It’s lonely at the top — especially for minority female business owners, says a major California study out recently.
The study of 807 women paints one of the most detailed portraits yet of the USA’s 1.6 million minority female entrepreneurs. The number of such companies is growing four times faster than all U.S. businesses, making them a major source of future economic growth.
One highlight of the survey is that minority women are more likely than white women to start and run businesses by themselves. Their goals are often altruistic, such as serving their community. And many have more trouble than white women getting financing, says the study by the Center for Women’s Business Research.
Still, the top issues for female business owners — hiring, boosting revenue and finding capital — are largely the same regardless of race or ethnicity, says the center. Those issues mirror the concerns of all small-business owners.
But minority women often differ from other business owners in how they manage, and in what drives them to start companies, the study says. Corporations want to learn these differences so they can better target their products and services, says Patti Ross, IBM’s executive in charge of selling to female-owned firms. IBM, Wells Fargo, and other big companies want to tap the market because of:
Faster growth. Although minority women own just 6% of the USA’s 22 million companies, their fast growth is accelerating. The number of such companies grew four times the U.S. average in 2007-2012 vs. three times the average in 1997-2006.
Viability. African-American and Hispanic women are more likely now than in the past to start their companies as full-time ventures.

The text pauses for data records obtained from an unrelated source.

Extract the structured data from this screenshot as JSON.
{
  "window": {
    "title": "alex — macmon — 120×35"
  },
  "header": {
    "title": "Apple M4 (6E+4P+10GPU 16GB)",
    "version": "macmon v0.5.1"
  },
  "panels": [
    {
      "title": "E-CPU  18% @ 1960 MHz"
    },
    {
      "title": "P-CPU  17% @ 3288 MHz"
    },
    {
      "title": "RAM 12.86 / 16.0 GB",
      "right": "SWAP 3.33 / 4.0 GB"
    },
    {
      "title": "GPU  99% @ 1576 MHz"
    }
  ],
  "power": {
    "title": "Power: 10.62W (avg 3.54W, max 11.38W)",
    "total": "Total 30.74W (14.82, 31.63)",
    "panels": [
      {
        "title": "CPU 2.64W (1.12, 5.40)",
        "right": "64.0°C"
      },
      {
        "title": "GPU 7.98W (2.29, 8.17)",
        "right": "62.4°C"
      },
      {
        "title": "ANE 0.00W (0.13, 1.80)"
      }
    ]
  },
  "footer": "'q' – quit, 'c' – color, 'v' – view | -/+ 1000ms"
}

That’s another sign that more women are treating start-ups as serious ventures that could grow — adding jobs and expenditures on such things as computers and banking services.
The differences between minority and white business owners are especially pronounced among African-American women, who own more than 465,000 firms. For example, 72% of black women start or buy their businesses without a partner, vs. 62% of white women, the study says.
They also are more likely to say they have altruistic business goals, such as serving their community or being a role model. Wanda Stephens, 44, started her computer training firm near Cleveland partly because she wants to schedule her day around Bible study and work she does for her husband, a minister.
What’s more, 27% of African-American women cite financing problems, vs. 14% of white women. Black women may cite more obstacles because they have less experience with lenders or may suffer more overt discrimination, says Patricia Greene, an entrepreneurship professor at the University of Missouri.